Arvinder Singh Kahlon

Personal information
- Born: 2 December 2002 (age 23) Barnala, Punjab, India
- Position: Power forward
- Number: 24

= Arvinder Singh Kahlon =

Indian basketball player

Arvinder Singh Kahlon (born 2 December 2002) is an Indian basketball player from Punjab. He plays for the India men's national basketball team as a power forward. He plays for Railways in the domestic tournaments.

== Early life ==
He is born in Barnala, Punjab on 12 March 2002. His father is an assistant sub-inspector in Punjab Police. He started with athletics as a shot putter and at 13 shifted to basketball after he was spotted by Rajinder Singh of Ludhiana Basketball Academy, who persuaded his father to send his ward to basketball. Within a year Singh joined the NBA academy Greater Noida.

== Career ==
In 2024, he was part of the Indian team that defeated Kazakhstan in the FIBA Asia Cup.

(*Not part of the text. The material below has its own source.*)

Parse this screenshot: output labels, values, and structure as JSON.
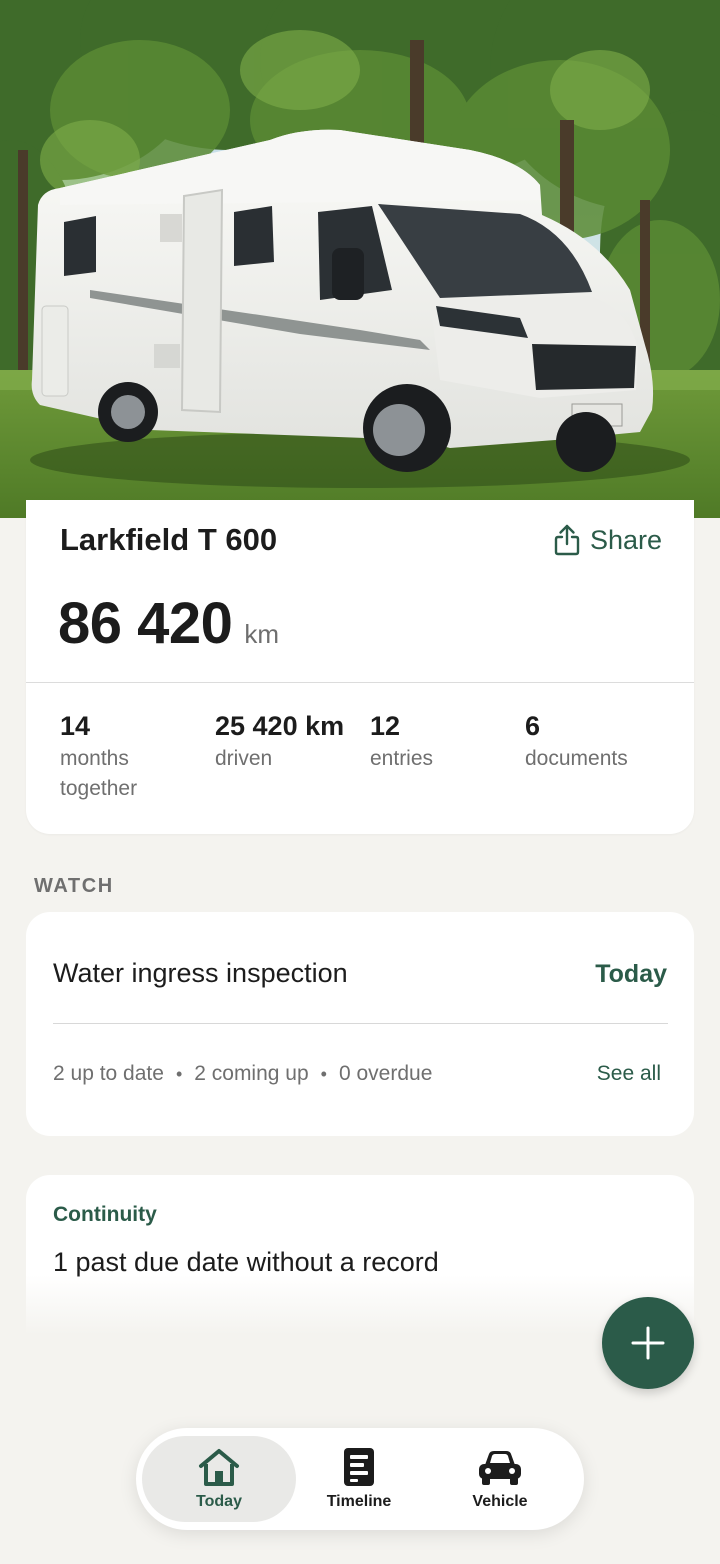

In March 2025, he played 4 matches in the FIBA Asia Cup qualifiers at Manama, and in the crucial match where India defeated higher ranked Bahrain. He went on to play the FIBA Asia Cup in August 2025. In 2025, he played for the Yamaguchi Patsfive in the Japanese B3 League.

He participated in the 2019 Basketball Without Borders Asia Camp in Tokyo.

He was part of the Indian Railways team that won the Senior Nationals at Ludhiana in 2025.